The Virtual Fitting Room
Variations on this have been promised for a while. Now, technology that allows people to try on clothes without leaving home is coming to market. Using augmented reality via a webcam, startups such as Clothia make it easier for online shoppers to see how they look in garments they like, pair these with clothes they already own and share results with their social network.
 
Anywhere, Any-Way Shopping 
As e-commerce and brick-and-mortar retailing integrate and overlap, shopping will entail simply clicking — buying products from a PC or mobile device — and then collecting the order at a physical location or having it immediately delivered.

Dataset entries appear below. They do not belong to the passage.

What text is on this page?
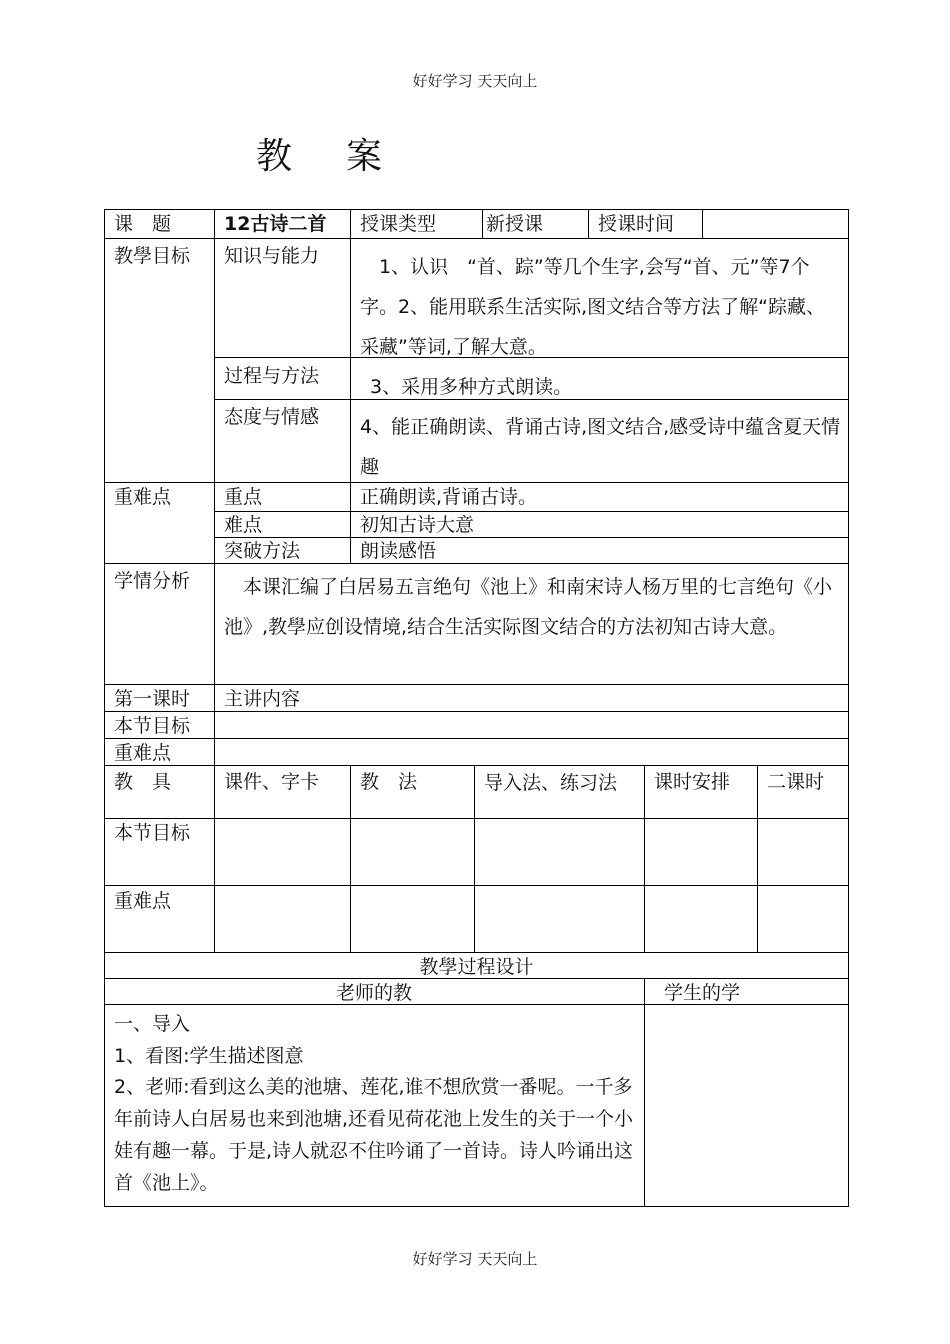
好好学习 天天向上
教 案
课　题	12古诗二首 授课类型	新授课	授课时间
教學目标 知识与能力 　1、认识　“首、踪”等几个生字,会写“首、元”等7个字。2、能用联系生活实际,图文结合等方法了解“踪藏、采藏”等词,了解大意。
过程与方法	3、采用多种方式朗读。
态度与情感 4、能正确朗读、背诵古诗,图文结合,感受诗中蕴含夏天情趣
重难点	重点	正确朗读,背诵古诗。
难点	初知古诗大意
突破方法	朗读感悟
学情分析 　本课汇编了白居易五言绝句《池上》和南宋诗人杨万里的七言绝句《小池》,教學应创设情境,结合生活实际图文结合的方法初知古诗大意。
第一课时 主讲内容
本节目标
重难点
教　具	课件、字卡 教　法	导入法、练习法	课时安排 二课时
本节目标
重难点
教學过程设计
老师的教	学生的学
一、导入
1、看图:学生描述图意
2、老师:看到这么美的池塘、莲花,谁不想欣赏一番呢。一千多年前诗人白居易也来到池塘,还看见荷花池上发生的关于一个小娃有趣一幕。于是,诗人就忍不住吟诵了一首诗。诗人吟诵出这首《池上》。
好好学习 天天向上
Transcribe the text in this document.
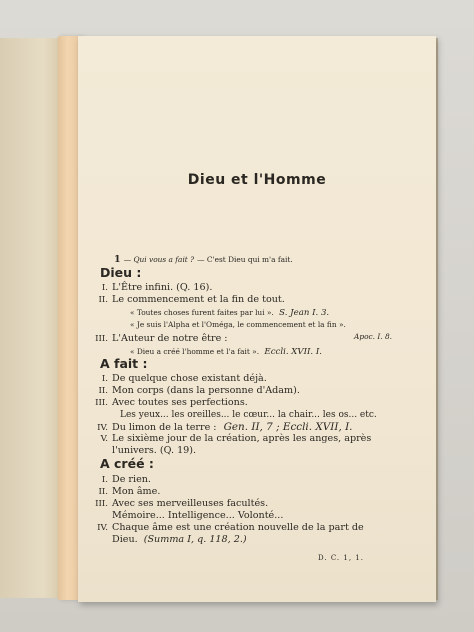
Dieu et l'Homme
1 — Qui vous a fait ? — C'est Dieu qui m'a fait.
Dieu :
I. L'Être infini. (Q. 16).
II. Le commencement et la fin de tout.
« Toutes choses furent faites par lui ». S. Jean I. 3.
« Je suis l'Alpha et l'Oméga, le commencement et la fin ».
Apoc. I. 8.
III. L'Auteur de notre être :
« Dieu a créé l'homme et l'a fait ». Eccli. XVII. I.
A fait :
I. De quelque chose existant déjà.
II. Mon corps (dans la personne d'Adam).
III. Avec toutes ses perfections.
Les yeux... les oreilles... le cœur... la chair... les os... etc.
IV. Du limon de la terre : Gen. II, 7 ; Eccli. XVII, I.
V. Le sixième jour de la création, après les anges, après
l'univers. (Q. 19).
A créé :
I. De rien.
II. Mon âme.
III. Avec ses merveilleuses facultés.
Mémoire... Intelligence... Volonté...
IV. Chaque âme est une création nouvelle de la part de
Dieu. (Summa I, q. 118, 2.)
D. C. 1, 1.
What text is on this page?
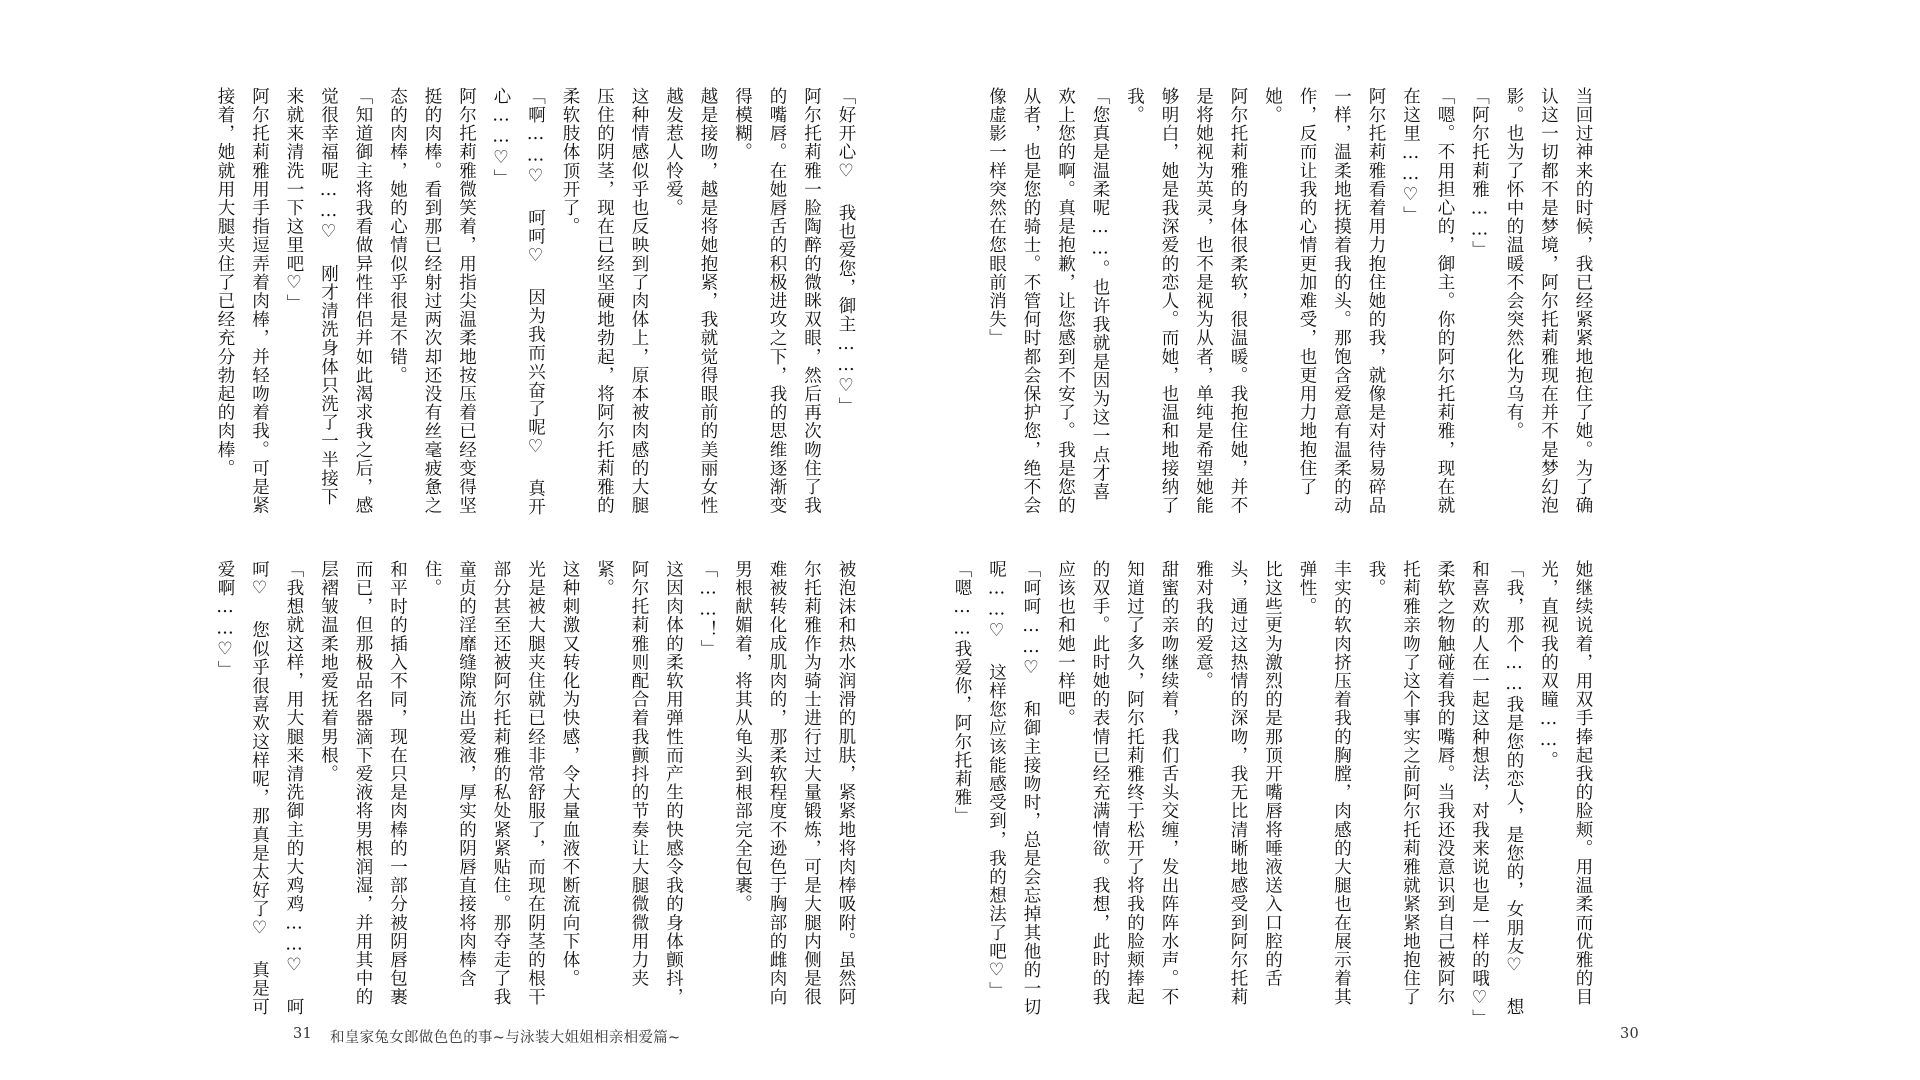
当回过神来的时候，我已经紧紧地抱住了她。为了确认这一切都不是梦境，阿尔托莉雅现在并不是梦幻泡影。也为了怀中的温暖不会突然化为乌有。

「阿尔托莉雅……」

「嗯。不用担心的，御主。你的阿尔托莉雅，现在就在这里……♡」

阿尔托莉雅看着用力抱住她的我，就像是对待易碎品一样，温柔地抚摸着我的头。那饱含爱意有温柔的动作，反而让我的心情更加难受，也更用力地抱住了她。

阿尔托莉雅的身体很柔软，很温暖。我抱住她，并不是将她视为英灵，也不是视为从者，单纯是希望她能够明白，她是我深爱的恋人。而她，也温和地接纳了我。

「您真是温柔呢……。也许我就是因为这一点才喜欢上您的啊。真是抱歉，让您感到不安了。我是您的从者，也是您的骑士。不管何时都会保护您，绝不会像虚影一样突然在您眼前消失」

她继续说着，用双手捧起我的脸颊。用温柔而优雅的目光，直视我的双瞳……。

「我，那个……我是您的恋人，是您的，女朋友♡ 想和喜欢的人在一起这种想法，对我来说也是一样的哦♡」

柔软之物触碰着我的嘴唇。当我还没意识到自己被阿尔托莉雅亲吻了这个事实之前阿尔托莉雅就紧紧地抱住了我。

丰实的软肉挤压着我的胸膛，肉感的大腿也在展示着其弹性。

比这些更为激烈的是那顶开嘴唇将唾液送入口腔的舌头，通过这热情的深吻，我无比清晰地感受到阿尔托莉雅对我的爱意。

甜蜜的亲吻继续着，我们舌头交缠，发出阵阵水声。不知道过了多久，阿尔托莉雅终于松开了将我的脸颊捧起的双手。此时她的表情已经充满情欲。我想，此时的我应该也和她一样吧。

「呵呵……♡ 和御主接吻时，总是会忘掉其他的一切呢……♡ 这样您应该能感受到，我的想法了吧♡」

「嗯……我爱你，阿尔托莉雅」

「好开心♡ 我也爱您，御主……♡」

阿尔托莉雅一脸陶醉的微眯双眼，然后再次吻住了我的嘴唇。在她唇舌的积极进攻之下，我的思维逐渐变得模糊。

越是接吻，越是将她抱紧，我就觉得眼前的美丽女性越发惹人怜爱。

这种情感似乎也反映到了肉体上，原本被肉感的大腿压住的阴茎，现在已经坚硬地勃起，将阿尔托莉雅的柔软肢体顶开了。

「啊……♡ 呵呵♡ 因为我而兴奋了呢♡ 真开心……♡」

阿尔托莉雅微笑着，用指尖温柔地按压着已经变得坚挺的肉棒。看到那已经射过两次却还没有丝毫疲惫之态的肉棒，她的心情似乎很是不错。

「知道御主将我看做异性伴侣并如此渴求我之后，感觉很幸福呢……♡ 刚才清洗身体只洗了一半接下来就来清洗一下这里吧♡」

阿尔托莉雅用手指逗弄着肉棒，并轻吻着我。可是紧接着，她就用大腿夹住了已经充分勃起的肉棒。

被泡沫和热水润滑的肌肤，紧紧地将肉棒吸附。虽然阿尔托莉雅作为骑士进行过大量锻炼，可是大腿内侧是很难被转化成肌肉的，那柔软程度不逊色于胸部的雌肉向男根献媚着，将其从龟头到根部完全包裹。

「……！」

这因肉体的柔软用弹性而产生的快感令我的身体颤抖，阿尔托莉雅则配合着我颤抖的节奏让大腿微微用力夹紧。

这种刺激又转化为快感，令大量血液不断流向下体。

光是被大腿夹住就已经非常舒服了，而现在阴茎的根干部分甚至还被阿尔托莉雅的私处紧紧贴住。那夺走了我童贞的淫靡缝隙流出爱液，厚实的阴唇直接将肉棒含住。

和平时的插入不同，现在只是肉棒的一部分被阴唇包裹而已，但那极品名器滴下爱液将男根润湿，并用其中的层褶皱温柔地爱抚着男根。

「我想就这样，用大腿来清洗御主的大鸡鸡……♡ 呵呵♡ 您似乎很喜欢这样呢，那真是太好了♡ 真是可爱啊……♡」

31 和皇家兔女郎做色色的事~与泳装大姐姐相亲相爱篇~	30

Multi-channel buying will be faster and more streamlined, with less time in lines and shorter waits for online shoppers. Some supermarkets are setting up displays where shoppers scan QR codes for the grocery items they want, then have them delivered or pick them up in-store. We’ll also see click-and-deliver for in-store shoppers who want different sizes, shorter waits or less heavy lifting.
 
Cloud Security
As more businesses store more customer and proprietary information in the cloud, the threat of hackers accessing scores of credit card numbers, pending patents and more will prompt a rise in cloud security concerns and services that claim to be a solution. Companies are already selling security measures to big businesses, and Google, Verizon, Intel, McAfee and Microsoft have all joined the Cloud Security Alliance, dedicated to best practices for cloud security.
 
Mobile Security
As smartphones become pervasive, so too will security issues. App usage, mobile browsing and mobile payments all put personal data at risk. The Android system, the top target of malicious software, saw a near-fivefold increase in malware between July and November. As the risk rises, computer security firms like McAfee, Symantec and Sophos are ramping up investments in mobile security, as are manufacturers (Samsung, for instance, is offering the Secu-NFC chip for NFC-enabled phones).
 
Tap-and-Pay Incentives 
Tap-and-pay technology faces a chicken-and-egg problem, with retailers reluctant to foot the cost for terminals without clear shopper demand, and consumers entrenched in their ways. Watch for the companies behind the technology to offer both groups more reasons for adoption, such as lower retailer fees on contactless purchases and loyalty rewards for participating consumers. 
 
Toys for Tablets
The next generation of kids entertainment combines tablets and toys to create a more physical-and-digital interactive experience. Toys that feature embedded sensors can communicate with an app on the tablet, like Disney’s new AppMATes range, which pairs toys based on characters from Cars 2 with an iPad game that turns the tablet into a road surface.
 
The Wrist Wallet
The latest innovation in contactless payments may be a throwback: Microchip-embedded wristwatches that enable small “Tap & Go” payments. MasterCard’s Watch2Pay, a collaboration with watchmaker LAKS, hit the U.K. in November, following launches in several Asian markets, Turkey and Poland.